New Year's on Rockland Avenue
The pastor stops his sermon
to start the countdown. This year,
God can wait ten seconds to finish.
We’ve already lined up at 10 PM,
somber for the bread and blood, stifling
our laughs at the sincerity of it all.
I’ve curled my sister’s hair, highlighted
her cheekbones, put on our sparkly heels
post selfies, even with our brother. Our friends
ask where we’re going. When we say church,
no one believes us. We’re surrounded
by Korean banners declaring Peace on Earth,
a Christmas tree, a nativity scene. We send snaps
to our friends, each of us captioning
pictures with the best Jesus jokes.
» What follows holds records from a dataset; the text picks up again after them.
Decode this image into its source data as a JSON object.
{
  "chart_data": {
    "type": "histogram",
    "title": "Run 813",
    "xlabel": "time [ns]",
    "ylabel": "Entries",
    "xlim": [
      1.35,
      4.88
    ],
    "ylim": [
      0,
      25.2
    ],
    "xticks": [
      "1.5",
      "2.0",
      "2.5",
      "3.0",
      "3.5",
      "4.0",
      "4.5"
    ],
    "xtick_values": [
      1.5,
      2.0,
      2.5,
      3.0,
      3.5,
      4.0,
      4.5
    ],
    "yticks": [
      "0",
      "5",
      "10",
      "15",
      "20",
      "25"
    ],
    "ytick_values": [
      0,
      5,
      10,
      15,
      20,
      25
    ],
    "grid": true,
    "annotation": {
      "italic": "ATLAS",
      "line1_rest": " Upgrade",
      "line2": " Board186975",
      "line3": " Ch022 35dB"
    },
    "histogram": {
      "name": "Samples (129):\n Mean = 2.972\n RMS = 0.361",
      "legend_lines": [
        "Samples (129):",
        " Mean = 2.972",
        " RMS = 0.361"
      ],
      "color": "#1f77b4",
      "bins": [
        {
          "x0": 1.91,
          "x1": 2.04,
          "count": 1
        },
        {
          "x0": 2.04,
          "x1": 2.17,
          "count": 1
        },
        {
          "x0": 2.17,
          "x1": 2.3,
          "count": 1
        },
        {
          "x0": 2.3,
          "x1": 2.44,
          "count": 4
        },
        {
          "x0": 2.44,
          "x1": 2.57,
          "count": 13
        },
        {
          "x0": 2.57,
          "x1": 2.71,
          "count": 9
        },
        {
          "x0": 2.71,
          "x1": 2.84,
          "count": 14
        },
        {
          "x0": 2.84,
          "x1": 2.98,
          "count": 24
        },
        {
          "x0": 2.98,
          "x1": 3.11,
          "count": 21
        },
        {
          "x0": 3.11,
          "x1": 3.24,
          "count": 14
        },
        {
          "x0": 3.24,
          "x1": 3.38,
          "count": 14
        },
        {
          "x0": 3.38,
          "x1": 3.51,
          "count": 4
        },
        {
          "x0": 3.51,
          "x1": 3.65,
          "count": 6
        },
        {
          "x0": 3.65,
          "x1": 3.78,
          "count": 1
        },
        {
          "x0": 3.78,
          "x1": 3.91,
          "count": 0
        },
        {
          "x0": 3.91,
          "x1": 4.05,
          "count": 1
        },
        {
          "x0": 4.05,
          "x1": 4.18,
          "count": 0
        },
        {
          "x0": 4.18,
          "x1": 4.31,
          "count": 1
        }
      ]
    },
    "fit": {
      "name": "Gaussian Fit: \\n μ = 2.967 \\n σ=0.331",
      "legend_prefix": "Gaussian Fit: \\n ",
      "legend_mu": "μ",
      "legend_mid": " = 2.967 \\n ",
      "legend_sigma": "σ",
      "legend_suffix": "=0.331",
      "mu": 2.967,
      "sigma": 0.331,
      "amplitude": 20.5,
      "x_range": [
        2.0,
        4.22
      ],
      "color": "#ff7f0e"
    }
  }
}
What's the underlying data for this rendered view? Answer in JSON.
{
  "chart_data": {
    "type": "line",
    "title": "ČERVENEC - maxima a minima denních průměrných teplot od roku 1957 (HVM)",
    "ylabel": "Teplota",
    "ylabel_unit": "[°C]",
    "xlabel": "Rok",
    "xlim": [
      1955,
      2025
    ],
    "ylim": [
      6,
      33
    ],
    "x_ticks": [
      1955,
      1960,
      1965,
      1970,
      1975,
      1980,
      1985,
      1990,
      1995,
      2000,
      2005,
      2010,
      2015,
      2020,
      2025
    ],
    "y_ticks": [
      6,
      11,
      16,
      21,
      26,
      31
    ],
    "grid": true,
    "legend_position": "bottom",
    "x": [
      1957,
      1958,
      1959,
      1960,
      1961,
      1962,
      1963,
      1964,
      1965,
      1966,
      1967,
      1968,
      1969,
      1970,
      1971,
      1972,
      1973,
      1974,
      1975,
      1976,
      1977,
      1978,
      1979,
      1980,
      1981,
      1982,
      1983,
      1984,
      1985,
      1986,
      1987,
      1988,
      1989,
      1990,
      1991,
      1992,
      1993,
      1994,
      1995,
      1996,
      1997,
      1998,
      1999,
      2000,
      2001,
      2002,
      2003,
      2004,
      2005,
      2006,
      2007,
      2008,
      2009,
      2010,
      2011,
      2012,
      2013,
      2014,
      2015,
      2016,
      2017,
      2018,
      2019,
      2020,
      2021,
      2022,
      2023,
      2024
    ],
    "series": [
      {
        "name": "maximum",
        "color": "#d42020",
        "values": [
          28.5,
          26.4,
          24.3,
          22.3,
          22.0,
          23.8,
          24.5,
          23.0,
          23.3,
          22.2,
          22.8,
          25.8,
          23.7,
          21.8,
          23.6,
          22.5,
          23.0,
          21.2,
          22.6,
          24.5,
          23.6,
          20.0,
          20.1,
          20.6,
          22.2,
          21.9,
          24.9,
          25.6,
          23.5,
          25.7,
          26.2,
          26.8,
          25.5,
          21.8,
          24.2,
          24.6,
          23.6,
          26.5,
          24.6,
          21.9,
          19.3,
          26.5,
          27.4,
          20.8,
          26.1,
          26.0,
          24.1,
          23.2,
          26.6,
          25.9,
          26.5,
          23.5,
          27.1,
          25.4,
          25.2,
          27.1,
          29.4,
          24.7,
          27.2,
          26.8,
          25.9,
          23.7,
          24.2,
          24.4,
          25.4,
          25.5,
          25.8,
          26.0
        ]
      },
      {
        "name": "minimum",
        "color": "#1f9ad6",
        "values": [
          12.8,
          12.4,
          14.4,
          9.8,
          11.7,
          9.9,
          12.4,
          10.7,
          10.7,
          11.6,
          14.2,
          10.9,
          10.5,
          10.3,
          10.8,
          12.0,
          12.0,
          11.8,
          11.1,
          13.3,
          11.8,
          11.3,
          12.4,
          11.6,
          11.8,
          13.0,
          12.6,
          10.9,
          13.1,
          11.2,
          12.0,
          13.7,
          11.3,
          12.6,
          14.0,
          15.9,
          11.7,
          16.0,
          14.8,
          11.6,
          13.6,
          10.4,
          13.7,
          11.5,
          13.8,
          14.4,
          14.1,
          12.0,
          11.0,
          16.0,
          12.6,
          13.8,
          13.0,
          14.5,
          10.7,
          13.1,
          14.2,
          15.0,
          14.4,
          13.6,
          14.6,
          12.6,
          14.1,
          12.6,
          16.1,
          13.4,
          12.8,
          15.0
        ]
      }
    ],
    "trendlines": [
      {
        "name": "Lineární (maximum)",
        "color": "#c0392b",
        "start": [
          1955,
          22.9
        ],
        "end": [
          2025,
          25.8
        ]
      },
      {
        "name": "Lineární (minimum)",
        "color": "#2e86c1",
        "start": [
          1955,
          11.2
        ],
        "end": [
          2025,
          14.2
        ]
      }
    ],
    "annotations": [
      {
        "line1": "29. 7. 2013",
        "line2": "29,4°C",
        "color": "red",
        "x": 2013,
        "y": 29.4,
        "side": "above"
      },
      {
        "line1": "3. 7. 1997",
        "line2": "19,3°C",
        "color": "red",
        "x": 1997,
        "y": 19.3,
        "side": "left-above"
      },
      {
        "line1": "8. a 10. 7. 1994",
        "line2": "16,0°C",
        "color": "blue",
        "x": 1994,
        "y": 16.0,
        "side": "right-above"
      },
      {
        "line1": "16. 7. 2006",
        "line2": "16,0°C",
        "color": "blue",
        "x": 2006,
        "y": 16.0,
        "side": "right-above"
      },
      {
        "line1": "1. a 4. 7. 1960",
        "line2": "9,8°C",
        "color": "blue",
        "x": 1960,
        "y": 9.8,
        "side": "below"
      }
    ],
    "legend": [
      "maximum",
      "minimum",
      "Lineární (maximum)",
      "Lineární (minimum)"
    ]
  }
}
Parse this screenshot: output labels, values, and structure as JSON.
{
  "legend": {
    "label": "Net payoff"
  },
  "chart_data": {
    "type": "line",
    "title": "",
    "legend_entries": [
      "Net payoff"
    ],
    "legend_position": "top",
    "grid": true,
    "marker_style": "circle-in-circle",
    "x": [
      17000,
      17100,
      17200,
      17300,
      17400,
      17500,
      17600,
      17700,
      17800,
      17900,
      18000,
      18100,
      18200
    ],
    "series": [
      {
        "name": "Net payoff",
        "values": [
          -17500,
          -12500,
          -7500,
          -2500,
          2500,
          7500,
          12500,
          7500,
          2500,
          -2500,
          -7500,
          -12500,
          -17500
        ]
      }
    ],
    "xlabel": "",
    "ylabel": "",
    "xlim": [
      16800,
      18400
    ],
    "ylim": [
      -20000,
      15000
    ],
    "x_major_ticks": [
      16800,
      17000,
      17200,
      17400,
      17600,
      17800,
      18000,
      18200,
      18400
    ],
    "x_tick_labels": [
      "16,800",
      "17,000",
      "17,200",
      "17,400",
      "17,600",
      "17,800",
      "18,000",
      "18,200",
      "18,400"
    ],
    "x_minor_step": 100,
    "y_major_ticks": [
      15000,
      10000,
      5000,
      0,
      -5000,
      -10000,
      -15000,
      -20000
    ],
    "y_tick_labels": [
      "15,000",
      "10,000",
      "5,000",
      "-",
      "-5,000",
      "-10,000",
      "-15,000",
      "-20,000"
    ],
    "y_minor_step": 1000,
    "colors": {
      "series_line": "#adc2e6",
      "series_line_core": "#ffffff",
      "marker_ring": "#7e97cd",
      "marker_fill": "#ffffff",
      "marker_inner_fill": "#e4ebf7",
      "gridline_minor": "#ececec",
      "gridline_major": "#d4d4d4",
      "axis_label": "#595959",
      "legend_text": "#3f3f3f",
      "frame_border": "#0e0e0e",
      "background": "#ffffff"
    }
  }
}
We shake
everyone’s hands, glad for the booming echoes
of Korean. We forget how to say
Happy New Year, so my sister exclaims,
Happy Birthday instead. We don’t have
a family tradition, but we do this every year
even through my mother’s lamentations
that her children are stepping further away
from God. But when I’m home, my sister
still asks if I believe in everything
we grew up with, and I say yes, I do.
I believe in grandmothers in crystal pinks dropping daisies
on the top of my hand on New Year’s Eve,
after everyone has prayed for a year’s worth
of good blessings. I believe in a patch of grass
turning into a volleyball court where it’s filled
with flittering girls, making flower chains
long as a jump rope asking me to try.
When it breaks, they laugh and make another.